June 01, 2009

Quote of the Day II

Jeffrey Goldberg, as arch an arch-Zionist as you'll ever find, on the settlers:

Since the United States partially underwrites Israel, it has the right to make certain demands; since this demand is something that the majority of Israelis, in any case, understand, it's hard to see this as something akin to slavery. Here's the thing: The settlers are arguing that their human rights would be violated if they were made to move to Israel. That's right. It used to be that a person could fulfill his Zionist destiny in a place like Petah Tikva, but no more: Now, it's a sin against God, apparently, to live anywhere but in a government-subsidized trailer on a barren hill in the mountains of Samaria.

I don't have any problem with the American demand for a settlement freeze; the settlements are an impediment to peace, they are a security burden, and they are petri dishes for the worst sort of fundamentalist messianism

Posted by Stephen Silver at June 1, 2009 04:49 PM

There were no "settlements" in 1937 when the Arabs rejected the Peel Commission.

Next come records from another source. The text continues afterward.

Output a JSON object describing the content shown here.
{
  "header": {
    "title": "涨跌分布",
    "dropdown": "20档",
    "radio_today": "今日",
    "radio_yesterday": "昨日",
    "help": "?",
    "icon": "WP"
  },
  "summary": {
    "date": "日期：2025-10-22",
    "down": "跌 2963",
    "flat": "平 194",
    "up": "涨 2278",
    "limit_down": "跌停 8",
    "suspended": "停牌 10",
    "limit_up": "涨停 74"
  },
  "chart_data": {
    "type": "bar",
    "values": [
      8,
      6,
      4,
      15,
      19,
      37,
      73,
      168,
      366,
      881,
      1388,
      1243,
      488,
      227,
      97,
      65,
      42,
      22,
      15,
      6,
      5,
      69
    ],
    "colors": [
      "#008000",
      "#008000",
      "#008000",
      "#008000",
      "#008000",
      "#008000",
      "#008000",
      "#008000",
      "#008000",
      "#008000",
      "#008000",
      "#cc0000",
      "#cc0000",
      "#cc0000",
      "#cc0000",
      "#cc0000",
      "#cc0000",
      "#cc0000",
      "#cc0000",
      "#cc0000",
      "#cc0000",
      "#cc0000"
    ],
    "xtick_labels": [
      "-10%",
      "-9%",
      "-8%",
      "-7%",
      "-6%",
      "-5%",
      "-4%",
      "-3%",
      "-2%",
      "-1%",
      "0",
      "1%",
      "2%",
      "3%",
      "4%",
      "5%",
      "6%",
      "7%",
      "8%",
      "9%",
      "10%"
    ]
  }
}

There were no "settlements" in 1947 when the Arabs rejected the UN partition plan.

There were no "settlements" in 1964 when the PLO was founded.

Jewish homes in Judea and Samaria are not an impediment to peace. I would suggest that the utter lack of reliable societal institutions in the Palestinian community -- caused by decades of infighting and corruption -- is to blame.

Posted by: jabbett at June 1, 2009 05:26 PM

This article ignores two major points.

First, the claim that their human rights would be violated if they were made to move has nothing to do with religion. It is more related to the fact that the standard Palestinian demand for years has been a two state solution featuring a Jew-free Palestinian state and a Jewish state that must allow Palestinians the "right of return". Why should Jews whose families came from Judea and Samaria before 1948 not be allowed a right of return as well?

Second, Goldberg makes no distinction between people who live in big towns like Maaleh Adumim and Efrat and those who put up an outpost in the middle of the night on a barren hillside. Sure there are messianic fundamentalists among those who live in the West Bank (and even those who live in the undisputed areas of Israel), but lumping the hillside crazies with the majority of residents is akin to saying that all Texans are crazy religious fanatics because the Branch Davidians lived in Texas.